DEAR MISS MANNERS: Couples often stop by our urban church to assess its suitability for their weddings. While we welcome all visitors warmly, it is always odd to learn that, with few exceptions, their interest is only in the building, not the congregation, our worship services or our ministries.
It feels as if a stranger has come to the door to see whether your living room would be a nice setting for their family birthday party. It feels rude. The bridal magazines seem to encourage this sort of shopping around. What do you think?
GENTLE READER: That bridal magazines are about shopping, not spirituality, which is the responsibility of the church. So if churches are willing to rent out their premises to those with no interest in them other than as attractive real estate, they should not object to what amounts to free advertising.
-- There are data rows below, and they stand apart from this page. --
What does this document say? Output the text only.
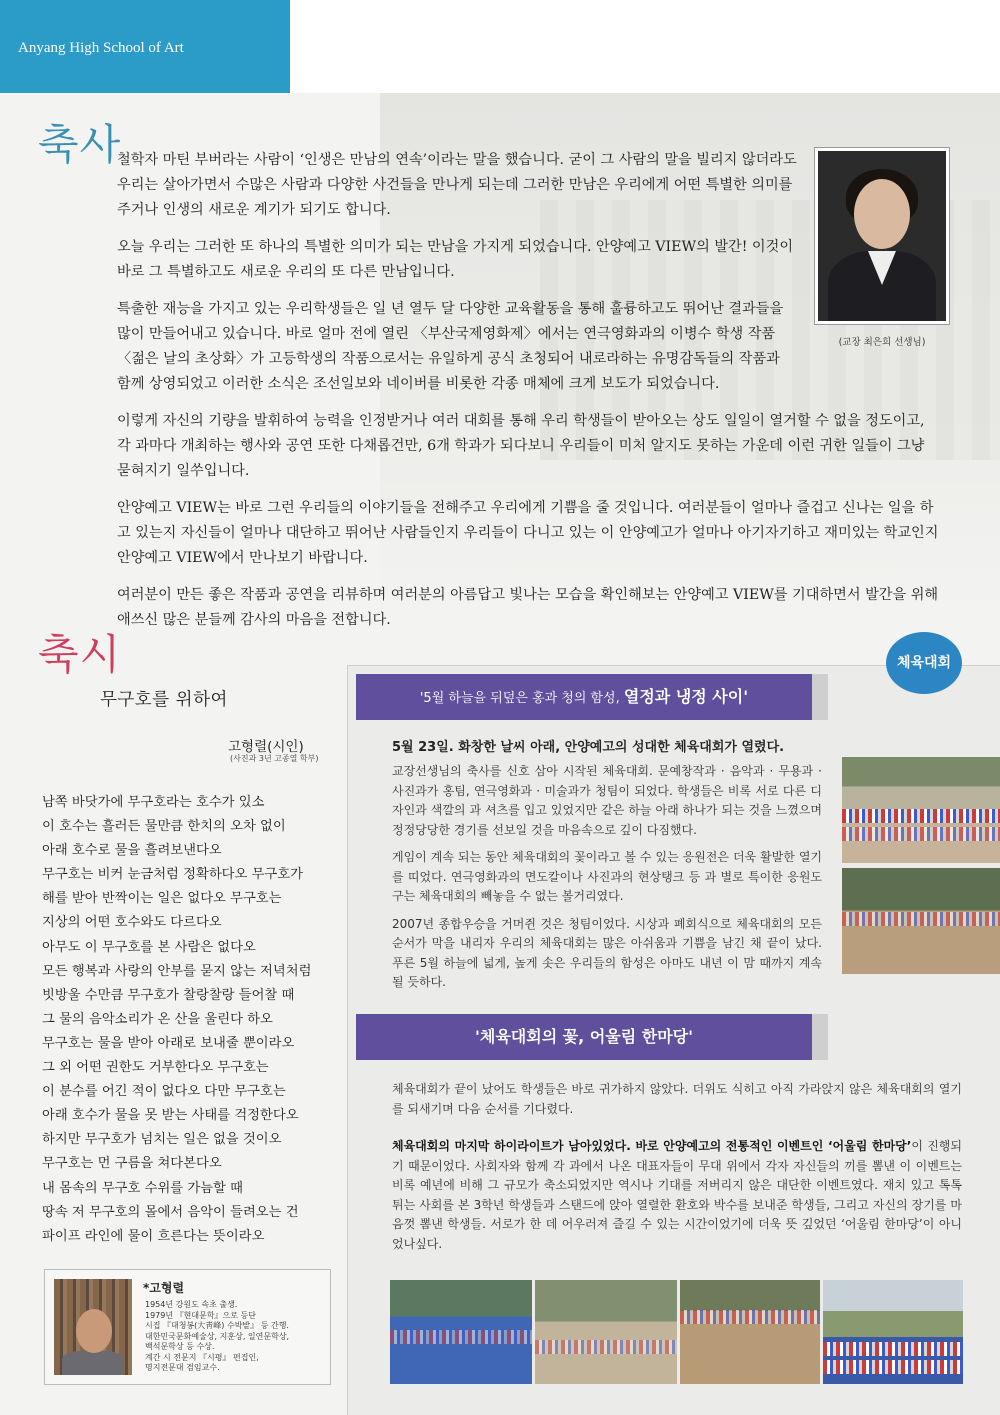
Anyang High School of Art
축사

철학자 마틴 부버라는 사람이 ‘인생은 만남의 연속’이라는 말을 했습니다. 굳이 그 사람의 말을 빌리지 않더라도 우리는 살아가면서 수많은 사람과 다양한 사건들을 만나게 되는데 그러한 만남은 우리에게 어떤 특별한 의미를 주거나 인생의 새로운 계기가 되기도 합니다.

오늘 우리는 그러한 또 하나의 특별한 의미가 되는 만남을 가지게 되었습니다. 안양예고 VIEW의 발간! 이것이 바로 그 특별하고도 새로운 우리의 또 다른 만남입니다.

특출한 재능을 가지고 있는 우리학생들은 일 년 열두 달 다양한 교육활동을 통해 훌륭하고도 뛰어난 결과들을 많이 만들어내고 있습니다. 바로 얼마 전에 열린 〈부산국제영화제〉에서는 연극영화과의 이병수 학생 작품 〈젊은 날의 초상화〉가 고등학생의 작품으로서는 유일하게 공식 초청되어 내로라하는 유명감독들의 작품과 함께 상영되었고 이러한 소식은 조선일보와 네이버를 비롯한 각종 매체에 크게 보도가 되었습니다.

이렇게 자신의 기량을 발휘하여 능력을 인정받거나 여러 대회를 통해 우리 학생들이 받아오는 상도 일일이 열거할 수 없을 정도이고, 각 과마다 개최하는 행사와 공연 또한 다채롭건만, 6개 학과가 되다보니 우리들이 미처 알지도 못하는 가운데 이런 귀한 일들이 그냥 묻혀지기 일쑤입니다.

안양예고 VIEW는 바로 그런 우리들의 이야기들을 전해주고 우리에게 기쁨을 줄 것입니다. 여러분들이 얼마나 즐겁고 신나는 일을 하고 있는지 자신들이 얼마나 대단하고 뛰어난 사람들인지 우리들이 다니고 있는 이 안양예고가 얼마나 아기자기하고 재미있는 학교인지 안양예고 VIEW에서 만나보기 바랍니다.

여러분이 만든 좋은 작품과 공연을 리뷰하며 여러분의 아름답고 빛나는 모습을 확인해보는 안양예고 VIEW를 기대하면서 발간을 위해 애쓰신 많은 분들께 감사의 마음을 전합니다.

(교장 최은희 선생님)
축시
무구호를 위하여
고형렬(시인)
(사진과 3년 고종열 학부)
남쪽 바닷가에 무구호라는 호수가 있소
이 호수는 흘러든 물만큼 한치의 오차 없이
아래 호수로 물을 흘려보낸다오
무구호는 비커 눈금처럼 정확하다오 무구호가
해를 받아 반짝이는 일은 없다오 무구호는
지상의 어떤 호수와도 다르다오
아무도 이 무구호를 본 사람은 없다오
모든 행복과 사랑의 안부를 묻지 않는 저녁처럼
빗방울 수만큼 무구호가 찰랑찰랑 들어찰 때
그 물의 음악소리가 온 산을 울린다 하오
무구호는 물을 받아 아래로 보내줄 뿐이라오
그 외 어떤 권한도 거부한다오 무구호는
이 분수를 어긴 적이 없다오 다만 무구호는
아래 호수가 물을 못 받는 사태를 걱정한다오
하지만 무구호가 넘치는 일은 없을 것이오
무구호는 먼 구름을 쳐다본다오
내 몸속의 무구호 수위를 가늠할 때
땅속 저 무구호의 몰에서 음악이 들려오는 건
파이프 라인에 물이 흐른다는 뜻이라오
*고형렬
1954년 강원도 속초 출생.
1979년 『현대문학』으로 등단
시집 『대청봉(大靑峰) 수박밭』 등 간행.
대한민국문화예술상, 지훈상, 일연문학상,
백석문학상 등 수상.
계간 시 전문지 『시평』 편집인,
명지전문대 겸임교수.
체육대회
'5월 하늘을 뒤덮은 홍과 청의 함성, 열정과 냉정 사이'
5월 23일. 화창한 날씨 아래, 안양예고의 성대한 체육대회가 열렸다.

교장선생님의 축사를 신호 삼아 시작된 체육대회. 문예창작과 · 음악과 · 무용과 · 사진과가 홍팀, 연극영화과 · 미술과가 청팀이 되었다. 학생들은 비록 서로 다른 디자인과 색깔의 과 셔츠를 입고 있었지만 같은 하늘 아래 하나가 되는 것을 느꼈으며 정정당당한 경기를 선보일 것을 마음속으로 깊이 다짐했다.

게임이 계속 되는 동안 체육대회의 꽃이라고 볼 수 있는 응원전은 더욱 활발한 열기를 띠었다. 연극영화과의 면도칼이나 사진과의 현상탱크 등 과 별로 특이한 응원도구는 체육대회의 빼놓을 수 없는 볼거리였다.

2007년 종합우승을 거머쥔 것은 청팀이었다. 시상과 폐회식으로 체육대회의 모든 순서가 막을 내리자 우리의 체육대회는 많은 아쉬움과 기쁨을 남긴 채 끝이 났다. 푸른 5월 하늘에 넓게, 높게 솟은 우리들의 함성은 아마도 내년 이 맘 때까지 계속 될 듯하다.

'체육대회의 꽃, 어울림 한마당'

체육대회가 끝이 났어도 학생들은 바로 귀가하지 않았다. 더위도 식히고 아직 가라앉지 않은 체육대회의 열기를 되새기며 다음 순서를 기다렸다.

체육대회의 마지막 하이라이트가 남아있었다. 바로 안양예고의 전통적인 이벤트인 ‘어울림 한마당’이 진행되기 때문이었다. 사회자와 함께 각 과에서 나온 대표자들이 무대 위에서 각자 자신들의 끼를 뽐낸 이 이벤트는 비록 예년에 비해 그 규모가 축소되었지만 역시나 기대를 저버리지 않은 대단한 이벤트였다. 재치 있고 톡톡 튀는 사회를 본 3학년 학생들과 스탠드에 앉아 열렬한 환호와 박수를 보내준 학생들, 그리고 자신의 장기를 마음껏 뽐낸 학생들. 서로가 한 데 어우러져 즐길 수 있는 시간이었기에 더욱 뜻 깊었던 ‘어울림 한마당’이 아니었나싶다.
You may have missed this, but Miss Manners is saying that she agrees with you that the practice is offensive. However, the way to stop it is for the clergy to insist that only weddings of congregants or those interested in becoming congregants be performed at the church. That this requires sacrificing the rental fee is the unfortunate cost of upholding principles.
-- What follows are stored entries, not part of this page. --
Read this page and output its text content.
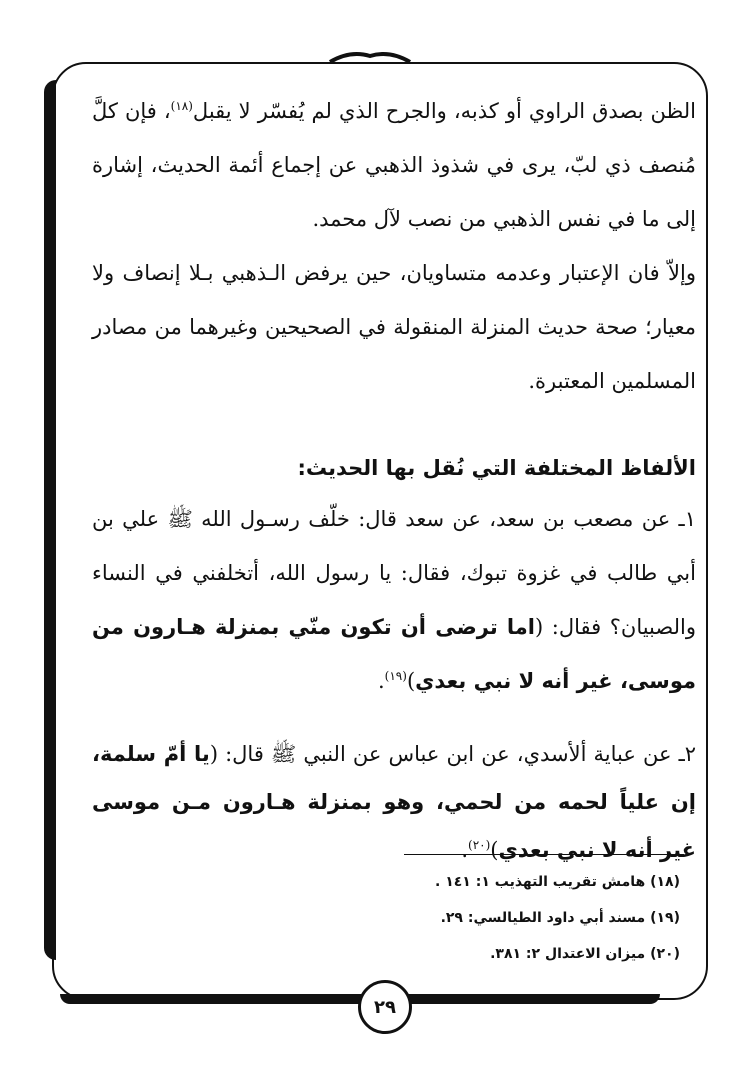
الظن بصدق الراوي أو كذبه، والجرح الذي لم يُفسّر لا يقبل$^{(١٨)}$، فإن كلَّ مُنصف ذي لبّ، يرى في شذوذ الذهبي عن إجماع أئمة الحديث، إشارة إلى ما في نفس الذهبي من نصب لآل محمد.

وإلاّ فان الإعتبار وعدمه متساويان، حين يرفض الـذهبي بـلا إنصاف ولا معيار؛ صحة حديث المنزلة المنقولة في الصحيحين وغيرهما من مصادر المسلمين المعتبرة.

الألفاظ المختلفة التي نُقل بها الحديث:

١ـ عن مصعب بن سعد، عن سعد قال: خلّف رسـول الله ﷺ علي بن أبي طالب في غزوة تبوك، فقال: يا رسول الله، أتخلفني في النساء والصبيان؟ فقال: (اما ترضى أن تكون منّي بمنزلة هـارون من موسى، غير أنه لا نبي بعدي)$^{(١٩)}$.

٢ـ عن عباية ألأسدي، عن ابن عباس عن النبي ﷺ قال: (يا أمّ سلمة، إن علياً لحمه من لحمي، وهو بمنزلة هـارون مـن موسى غير أنه لا نبي بعدي)$^{(٢٠)}$.

(١٨) هامش تقريب التهذيب ١: ١٤١ .
(١٩) مسند أبي داود الطيالسي: ٢٩.
(٢٠) ميزان الاعتدال ٢: ٣٨١.
٢٩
DEAR MISS MANNERS: I was wondering if I might trouble you for a polite response to overly detailed information offered to the question "How are you?" Example: "How are you?" "Much better now that I got lucky last night."
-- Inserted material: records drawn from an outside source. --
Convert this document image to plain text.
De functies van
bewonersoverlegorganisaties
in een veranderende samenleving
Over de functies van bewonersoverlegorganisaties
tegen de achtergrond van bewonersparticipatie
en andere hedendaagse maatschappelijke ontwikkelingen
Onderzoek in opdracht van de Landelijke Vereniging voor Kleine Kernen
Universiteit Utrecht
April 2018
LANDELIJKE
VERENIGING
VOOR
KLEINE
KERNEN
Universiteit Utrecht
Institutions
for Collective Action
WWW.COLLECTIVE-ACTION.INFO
I seem to attract this kind of response to what I thought were general, non-intrusive questions, even from casual acquaintances: "How did you meet your girlfriend?" "Well, we started off having casual sex, but we decided we needed to stop. ..."; "How was your weekend?" "The counselor finally got my mother to admit she'd been abusing me all these years. ..."
While I am grateful to be considered such a good listener and compassionate person to be offered such intimate glimpses into others' lives, I am not always available for such extended explanations. I fear that I would encourage this behavior with a non-response. Is there a kind, gentle way to communicate, "You seem to have mistaken me for someone who is your best friend"?
GENTLE READER: There is a school of thought that classifies such remarks as "cries for help," the psychological equivalent of shouts by people in physical danger, requiring a decent person to jump to the rescue.
Miss Manners does not attend this school. While she agrees that you must respond politely to such remarks, a polite person does not allow others to embarrass themselves as these people seem bent on doing, probably with no embarrassment whatsoever.
This is accomplished by a "don't worry, I wasn't paying attention" reaction. In response to sexual bragging, you could say, "I'm so sorry to hear that"; to family complaints, "I trust your mother is well"; and so on. If the braggart or complainer gives voice to his disappointment, say, "Oh, I'm sorry, I really don't know anything about such things" and ask a safer question, such as whether it looks like rain. (At least Miss Manners hopes it is safer.)